だが同一化の欲望に愛はないのか。たとえば、ある物でも人物でもいいが、ある物Xが、ある人物の所有となっているとき、私も、そのX(そのものではなくても、同類の物でもいのだが)を欲しいと思うとしたら、それはたんに模倣(機械的自動的同一化の欲望)、あるいは猿まねによって、自分もそれが欲しいと思う場合もあるが、私が、その人を敬愛していたり、ライバル視していたら(敬愛の変形)、私は、Xを心から欲望することになるだろう。私の欲望は、同一化によって刺激されるのだが、しかし、機械的な模倣の欲望ではなく、愛が関わっている。もし私が軽蔑する誰かが、Yという理由で表彰されたとしたら、私は。そのような表彰を軽蔑するだろうし、よもや私も同じようなかたちで表彰されたいとは思わないだろう。もし誰からも人気のある女性が、私の軽蔑する男性の妻だった場合、私は、その女性を軽蔑するだろう。私の欲望を刺激する同一化の欲望は、自分にとって好ましい者あるいは理想像との同一化であって、同一化には愛がある。
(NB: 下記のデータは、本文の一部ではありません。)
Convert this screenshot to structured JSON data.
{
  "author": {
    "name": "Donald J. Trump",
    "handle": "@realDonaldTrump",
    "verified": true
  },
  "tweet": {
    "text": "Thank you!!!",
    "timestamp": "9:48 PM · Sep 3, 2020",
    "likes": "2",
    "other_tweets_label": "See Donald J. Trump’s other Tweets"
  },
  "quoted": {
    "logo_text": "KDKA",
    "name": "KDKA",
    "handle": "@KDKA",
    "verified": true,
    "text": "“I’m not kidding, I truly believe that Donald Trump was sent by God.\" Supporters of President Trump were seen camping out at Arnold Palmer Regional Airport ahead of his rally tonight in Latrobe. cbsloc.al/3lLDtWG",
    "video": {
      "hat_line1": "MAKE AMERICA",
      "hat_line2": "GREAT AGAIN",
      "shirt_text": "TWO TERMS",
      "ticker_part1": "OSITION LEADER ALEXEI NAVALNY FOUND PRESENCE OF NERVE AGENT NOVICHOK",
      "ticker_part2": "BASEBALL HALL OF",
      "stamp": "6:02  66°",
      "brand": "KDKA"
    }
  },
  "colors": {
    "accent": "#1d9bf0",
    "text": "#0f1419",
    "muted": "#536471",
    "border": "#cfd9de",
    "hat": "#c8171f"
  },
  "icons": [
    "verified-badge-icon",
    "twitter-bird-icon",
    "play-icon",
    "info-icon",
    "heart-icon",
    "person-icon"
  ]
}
また同一化には、もちろん想像力が必要となる。想像力なくして同一化はない。となると想像力がなく、同一化する対象のない人間は、永遠に呪われた孤独の地獄に生きるほかはない。もし、この孤独の地獄からの抜け道があるとしたら、自分が失ったものを取り返すことであろう。抑圧されたものが回帰する限り、その恐怖と向き合う限り、救いはまだあるのである。幽霊物語は、それでもまだ救済物語なのである。
シアター・クリエでの公演は、岡田将生もふくめて、いかにも、それにふさわしい俳優によって演じられていて、まるて原作者が今回の俳優を念頭にあてがきしたかのようである。そのぶん、適切な配役の迫力のある芝居となったのだが、同じ一つの居間だけで、また言葉、言葉、言葉によって、過去を回顧し、未来を予測し、文明を批評し、そのオールタナティヴを語りながら、1930年代のイングランドの社会と文化を暗示させる劇作術は見事。まあ、文学座のアトリエで上演してもよかったような芝居ではあるが、岡田将生主演でシアター・クリエの、しかも私の場合、ボックス席でみることができたのは、よかった。
とはいえ不満がないわけではない。メイド役の前田亜季。彼女が出演しているのだから、なにか重要な役ではないか。あるいは事件とか死に関与しなくとも、家政婦は見たのような、そんな役割なのか。とりわけ劇の後半で、彼女の重要性が開示されるかと期待したが、結局、メイドで終わってしまった。立川三貴の脇役の二役といい、前田亜季のほんとうにただの脇役といい、ちょっと納得できない配役だった。とりわけ、岡田のファンであると同時に前田亜季のファンでもある私には。